Paul rightly tells them that the baptism into Jesus Christ was in fact not John’s baptism, but a new kind of baptism that followed in the wake of Jesus’s own baptism and that it was John himself who pointed to him as bringing about a new order. The gift of the Holy Spirit is inaugurated for the Christian because of the Spirit’s bodily presence upon the Christ emerging from the waters. What John promised—a baptism in the Holy Spirit, made possible by him whose sandals John would dare not even touch—Mark tells us Jesus experienced. “As he was coming up out of the water, he saw the heavens torn apart and the Spirit descending upon him like a dove.” It is this inaugural gifting of the Spirit upon Jesus that in turns transmits the Holy Spirit to those baptized in his name. To be baptized in Jesus name is to have released in real form the selfsame Holy Spirit. Not the heavens are torn this time, but rather the otherwise stable and predictable patterns of speech, which give way to ecstatic tongues and prophecy so as to confirm that this new baptism is indeed not the baptism of John but baptism in the dead, risen and exalted Lord Jesus Christ.
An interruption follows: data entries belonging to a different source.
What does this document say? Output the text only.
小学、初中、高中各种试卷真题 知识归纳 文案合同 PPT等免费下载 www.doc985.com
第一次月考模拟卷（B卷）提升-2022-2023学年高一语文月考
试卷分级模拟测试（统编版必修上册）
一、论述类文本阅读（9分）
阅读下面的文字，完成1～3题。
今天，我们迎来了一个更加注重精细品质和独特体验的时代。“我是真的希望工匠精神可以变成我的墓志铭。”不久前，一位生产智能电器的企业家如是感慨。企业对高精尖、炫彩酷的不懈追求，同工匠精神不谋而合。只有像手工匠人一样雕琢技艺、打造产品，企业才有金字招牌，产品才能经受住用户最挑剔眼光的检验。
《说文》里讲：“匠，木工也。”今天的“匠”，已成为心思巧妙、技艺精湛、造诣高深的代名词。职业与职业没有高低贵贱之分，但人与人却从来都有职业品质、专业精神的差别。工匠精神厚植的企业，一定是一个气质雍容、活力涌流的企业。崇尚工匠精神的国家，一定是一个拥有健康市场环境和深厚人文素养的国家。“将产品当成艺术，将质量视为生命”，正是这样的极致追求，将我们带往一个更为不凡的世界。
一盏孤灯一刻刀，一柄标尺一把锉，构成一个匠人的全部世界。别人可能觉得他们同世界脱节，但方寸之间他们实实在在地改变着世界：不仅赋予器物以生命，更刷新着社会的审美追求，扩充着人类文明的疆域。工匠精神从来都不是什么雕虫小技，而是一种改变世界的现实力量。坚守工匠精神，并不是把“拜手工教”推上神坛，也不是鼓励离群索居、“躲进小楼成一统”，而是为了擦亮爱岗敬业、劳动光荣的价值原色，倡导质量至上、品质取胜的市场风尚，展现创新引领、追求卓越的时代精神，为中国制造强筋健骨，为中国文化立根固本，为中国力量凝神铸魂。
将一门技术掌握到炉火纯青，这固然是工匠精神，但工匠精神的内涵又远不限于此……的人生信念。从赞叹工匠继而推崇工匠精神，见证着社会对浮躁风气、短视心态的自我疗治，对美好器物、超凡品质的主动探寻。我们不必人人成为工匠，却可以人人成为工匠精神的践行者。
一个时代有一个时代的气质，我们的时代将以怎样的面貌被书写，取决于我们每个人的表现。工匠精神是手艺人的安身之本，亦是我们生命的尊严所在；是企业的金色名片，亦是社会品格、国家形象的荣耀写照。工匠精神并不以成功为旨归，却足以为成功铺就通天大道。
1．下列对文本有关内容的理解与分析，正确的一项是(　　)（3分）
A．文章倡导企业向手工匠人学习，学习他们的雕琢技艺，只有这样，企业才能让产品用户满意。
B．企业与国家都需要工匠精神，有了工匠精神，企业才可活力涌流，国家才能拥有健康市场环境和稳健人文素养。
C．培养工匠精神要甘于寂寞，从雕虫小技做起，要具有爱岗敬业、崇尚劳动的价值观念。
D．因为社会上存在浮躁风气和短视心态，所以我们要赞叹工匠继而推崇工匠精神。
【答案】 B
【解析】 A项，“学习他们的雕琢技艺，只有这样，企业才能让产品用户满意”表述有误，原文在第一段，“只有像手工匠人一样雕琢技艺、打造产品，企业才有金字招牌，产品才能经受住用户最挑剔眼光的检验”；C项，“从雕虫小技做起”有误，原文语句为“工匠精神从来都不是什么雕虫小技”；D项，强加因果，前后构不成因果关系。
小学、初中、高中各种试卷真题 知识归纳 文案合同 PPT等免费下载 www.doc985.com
And finally our psalm for today, Psalm 29. With its perfect seven plus one refrain ‘the voice of the Lord’ the psalm offers something like the bass notes supporting the main themes for today. The voice of the Lord is indeed a powerful voice, a voice from heaven, a voice above the waters, the waters of the Jordan, the waters of creation, a voice of splendor, and above all a voice of authority and power, shaking the creation just as once it brought creation into being. At the psalm’s end it is not the voice of the LORD but the Lord himself enthroned above the flood, seated as king, giving strength and giving blessing. No wonder John reckoned with a baptism of the Holy Spirit far greater than his own, for which his own was but a human prelude and pointer. The Lord Jesus and the voice of the Lord are one and the same Lord, through the power of the Holy Spirit.
We can imagine several images or metaphors to capture the way the Bible reinforces itself across its various parts, which the collection of lessons for today seeks to underscore. The church father Irenaeus spoke of pieces of a mosaic, when rightly assembled, bringing to our eyes the King Jesus in splendor. If you are musical, you might think of a beautiful chord, where all the various notes combine to produce harmony and a piercing music. Or a symphony orchestra, whose conductor is the Holy Spirit, bringing what is old and what is new into perfect coordination, brass and woodwinds and strings and even the little triangle attuned to God’s purposes in his Son. Each Sunday will offer its special notes. For this Sunday we catch the majesty of the baptism of Jesus refracted through Genesis 1, Psalm 29, Acts 19 and Mark 1, as individual witnesses and in combination in support of one another.